JPH0412310A - Automatic focusing device - Google Patents

Abstract

PURPOSE:To evaluate the extent of focusing at each image pickup position by small edge quantity and to shorten a focusing operation time by counting the number of edge points which are detected by an edge detecting means, finding plural extremal values from an edge quantity-image pickup means position curve, and selecting the best position among them. CONSTITUTION:An image pickup means 2 is moved within a preset range, the edge detecting means 4 detects edges of a picked-up image, and an edge counting means 5 counts the number of edges to find the distribution of the number of edges. An extremal value position detecting means 6a finds plural extremal value positions from its distribution configuration and an optimum position selecting means 6b selects the optimum position which is set previously among them to obtain a focusing position. Consequently, even a subject whose focusing position is hard to decide such as a wafer where a multi-layered pattern is formed can be focused with high reliability and the extent of focusing can be evaluated at each image pickup position by small edge quantity counting to shorten the focusing operation time.

Description

[Detailed Description of the Invention] [Industrial Application Field] This invention is based on a plurality of image information obtained by continuously photographing the surface condition of a wafer with an ITV (industrial television) camera while moving. In a device that automatically inspects the wafer, it is necessary to correct the defocus at each position on the wafer due to uneven wafer thickness or uneven flatness of the inspection stage, and capture images sequentially. The present invention relates to an automatic focusing device that realizes focusing in time.

[Conventional technology]

Regarding conventional automatic focusing devices, [Electronic Materials 198
The explanation will be based on the contents of "Reticle quality evaluation device using silicon wafer method" published in February 1999 issue (Kogyo Kenkyukai) J.

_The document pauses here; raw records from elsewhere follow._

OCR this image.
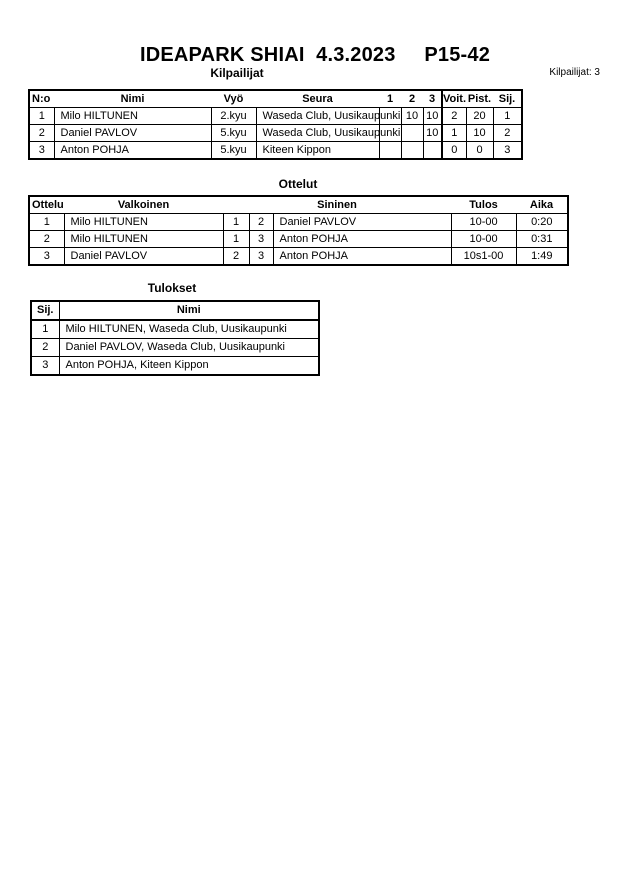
IDEAPARK SHIAI  4.3.2023     P15-42
Kilpailijat	Kilpailijat: 3
N:o	Nimi	Vyö	Seura	1	2	3	Voit.	Pist.	Sij.
1	Milo HILTUNEN	2.kyu	Waseda Club, Uusikaupunki		10	10	2	20	1
2	Daniel PAVLOV	5.kyu	Waseda Club, Uusikaupunki			10	1	10	2
3	Anton POHJA	5.kyu	Kiteen Kippon				0	0	3
Ottelut
Ottelu	Valkoinen	Sininen			Tulos	Aika
1	Milo HILTUNEN	1	2	Daniel PAVLOV	10-00	0:20
2	Milo HILTUNEN	1	3	Anton POHJA	10-00	0:31
3	Daniel PAVLOV	2	3	Anton POHJA	10s1-00	1:49
Tulokset
Sij.	Nimi
1	Milo HILTUNEN, Waseda Club, Uusikaupunki
2	Daniel PAVLOV, Waseda Club, Uusikaupunki
3	Anton POHJA, Kiteen Kippon
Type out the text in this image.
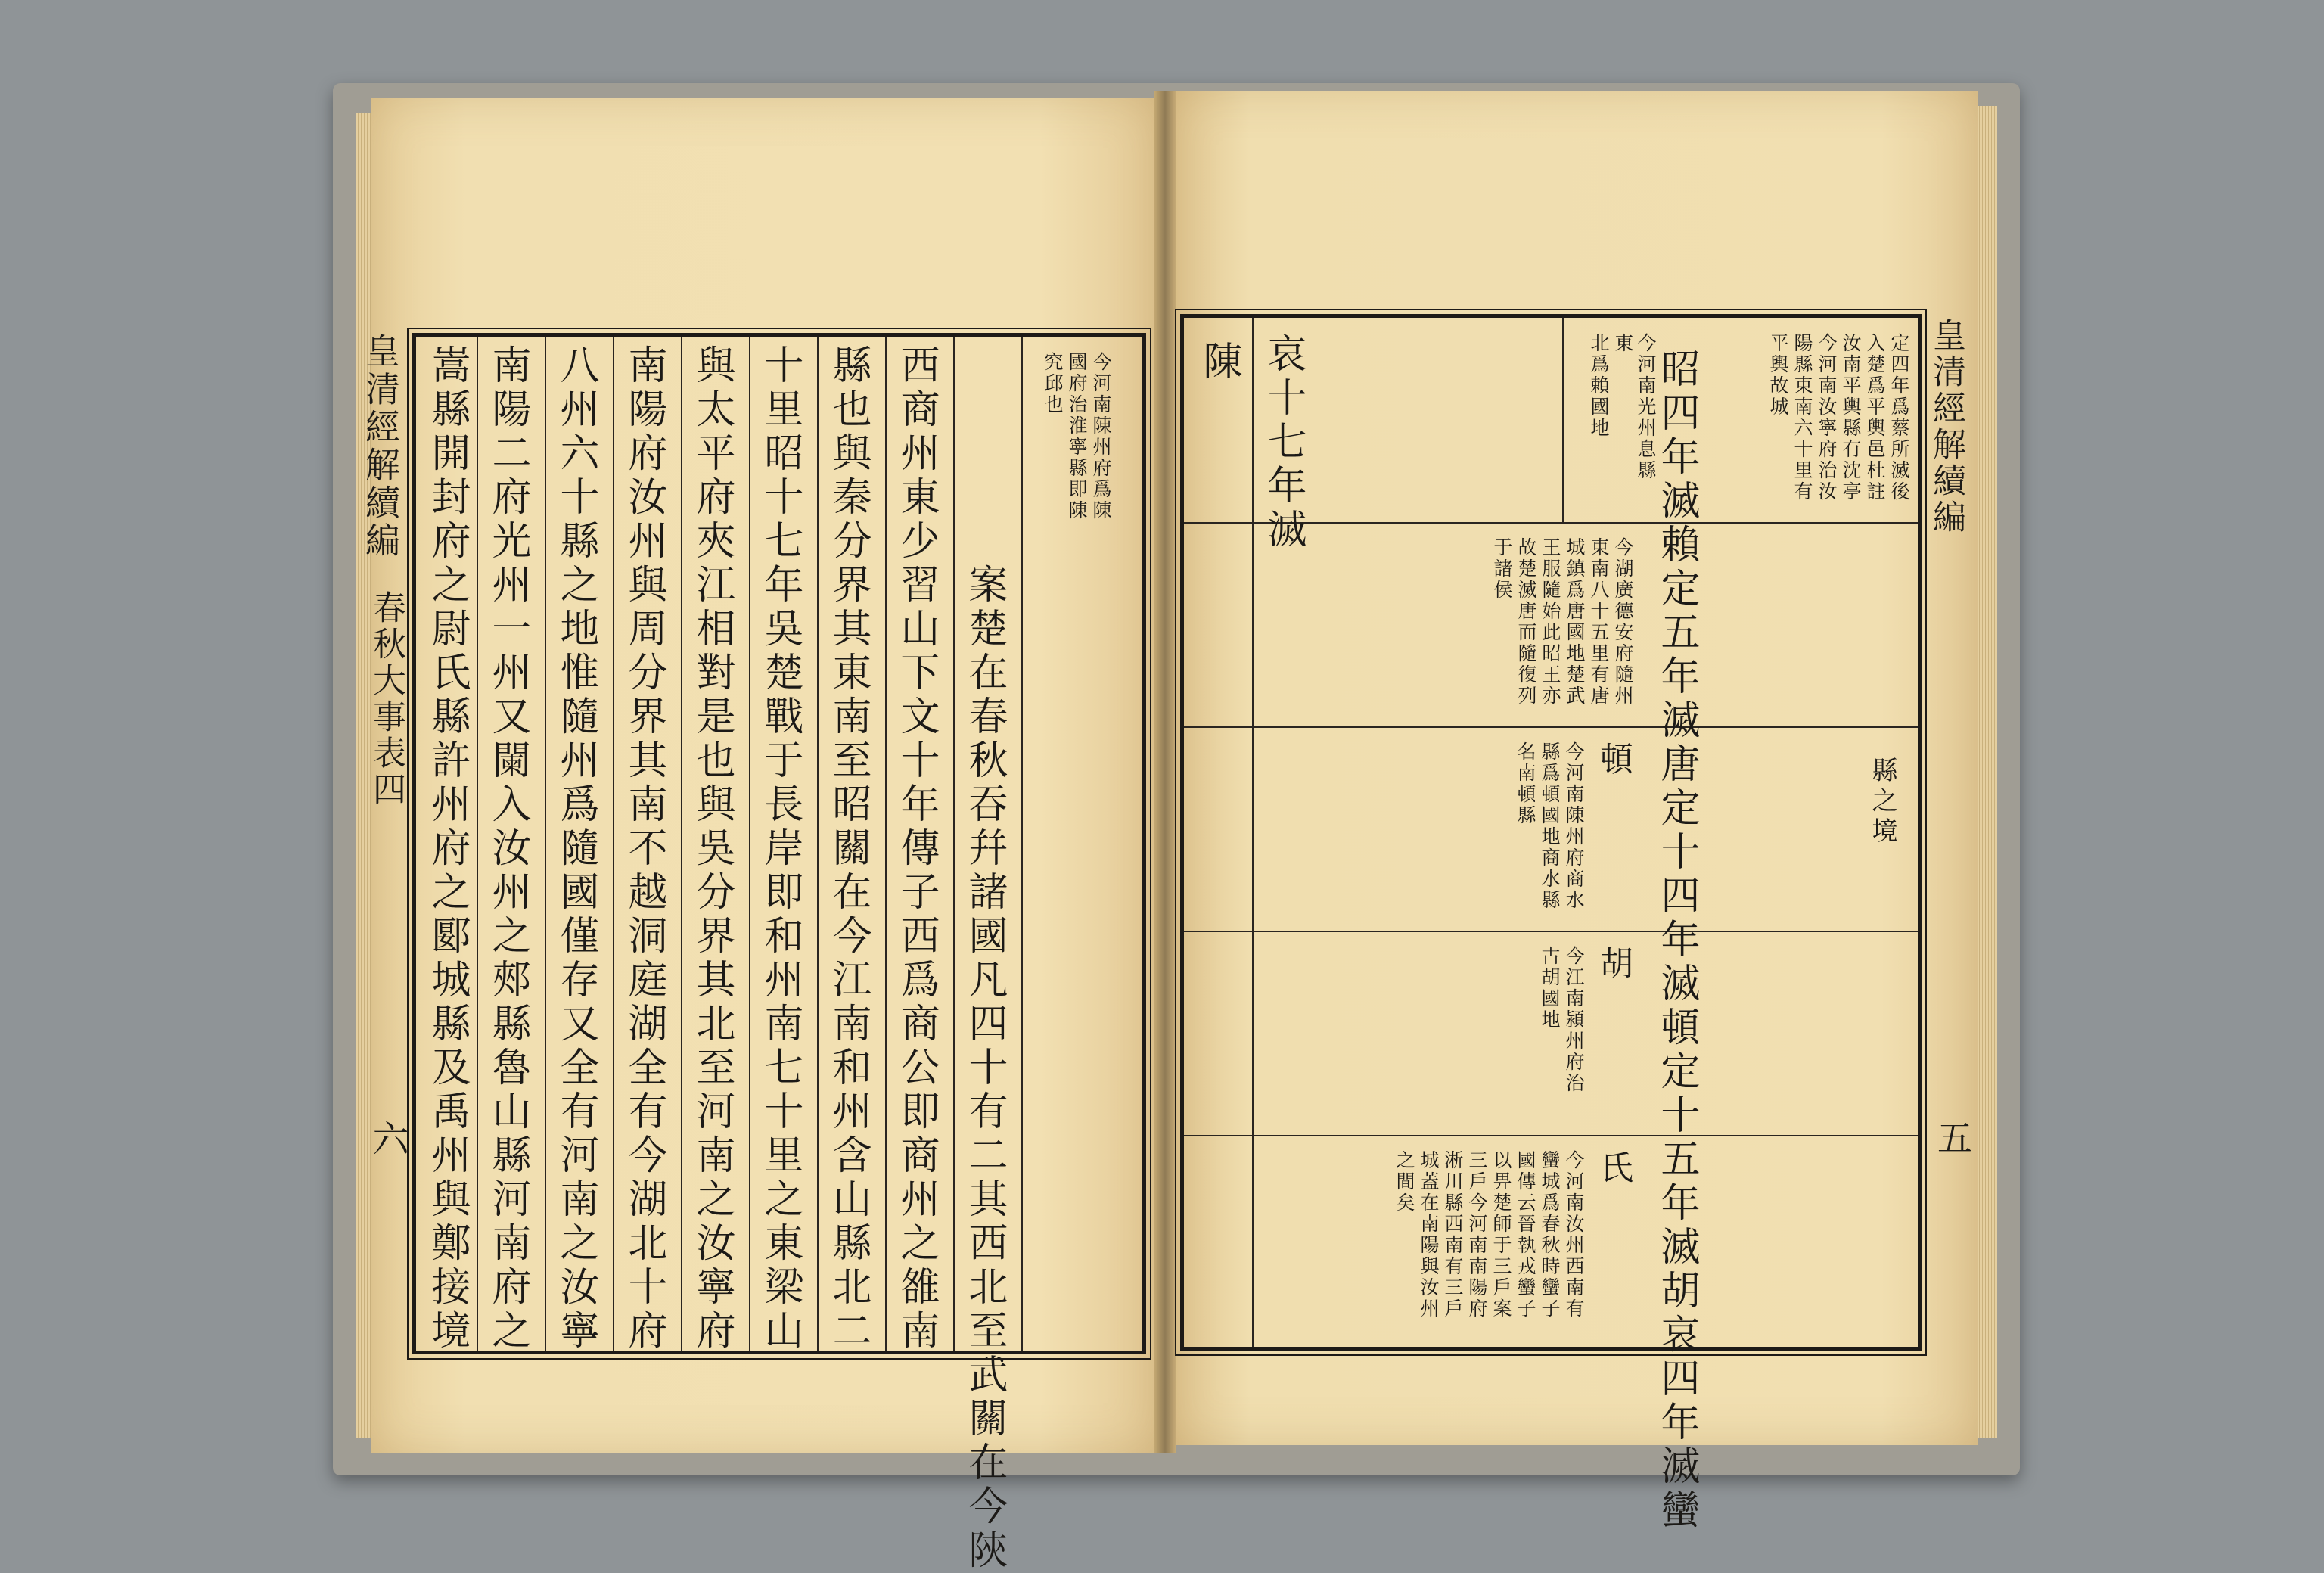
今河南陳州府爲陳
國府治淮寧縣即陳
究邱也
案楚在春秋吞幷諸國凡四十有二其西北至武關在今陝
西商州東少習山下文十年傳子西爲商公即商州之雒南
縣也與秦分界其東南至昭關在今江南和州含山縣北二
十里昭十七年吳楚戰于長岸即和州南七十里之東梁山
與太平府夾江相對是也與吳分界其北至河南之汝寧府
南陽府汝州與周分界其南不越洞庭湖全有今湖北十府
八州六十縣之地惟隨州爲隨國僅存又全有河南之汝寧
南陽二府光州一州又闌入汝州之郟縣魯山縣河南府之
嵩縣開封府之尉氏縣許州府之郾城縣及禹州與鄭接境
皇清經解續編
春秋大事表四
六	昭四年滅賴定五年滅唐定十四年滅頓定十五年滅胡哀四年滅蠻
哀十七年滅
陳	定四年爲蔡所滅後
入楚爲平輿邑杜註
汝南平輿縣有沈亭
今河南汝寧府治汝
陽縣東南六十里有
平輿故城
縣之境
今河南光州息縣東
北爲賴國地
今湖廣德安府隨州
東南八十五里有唐
城鎮爲唐國地楚武
王服隨始此昭王亦
故楚滅唐而隨復列
于諸侯
頓
今河南陳州府商水
縣爲頓國地商水縣
名南頓縣
胡
今江南潁州府治
古胡國地
氏
今河南汝州西南有
蠻城爲春秋時蠻子
國傳云晉執戎蠻子
以畀楚師于三戶案
三戶今河南南陽府
淅川縣西南有三戶
城蓋在南陽與汝州
之間矣
皇清經解續編
五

FIG. 6 shows the relationship between the boundary data detected from the image, that is, the number of edge points and the position of the imaging means. The in-focus position is the imaging means position where the number of edges is maximum.

To find the in-focus position using this principle, for example,
The position of the imaging means is moved several steps at a predetermined pitch, and the number of edges is counted each time to find the position of the imaging means with the maximum number of edges.

[Problem to be solved by the invention]

However, in the method of determining the in-focus position using the reticle quality evaluation apparatus using the silicon wafer method, for example, in the image of sea urchin A on which a multilayer pattern is formed, there are multiple in-focus positions. The position curve will not be as shown in FIG. 6, but will be a curve as shown in FIG. 7, which is a combination of several curves in FIG. 6 with some deviations in the direction of the imaging means position.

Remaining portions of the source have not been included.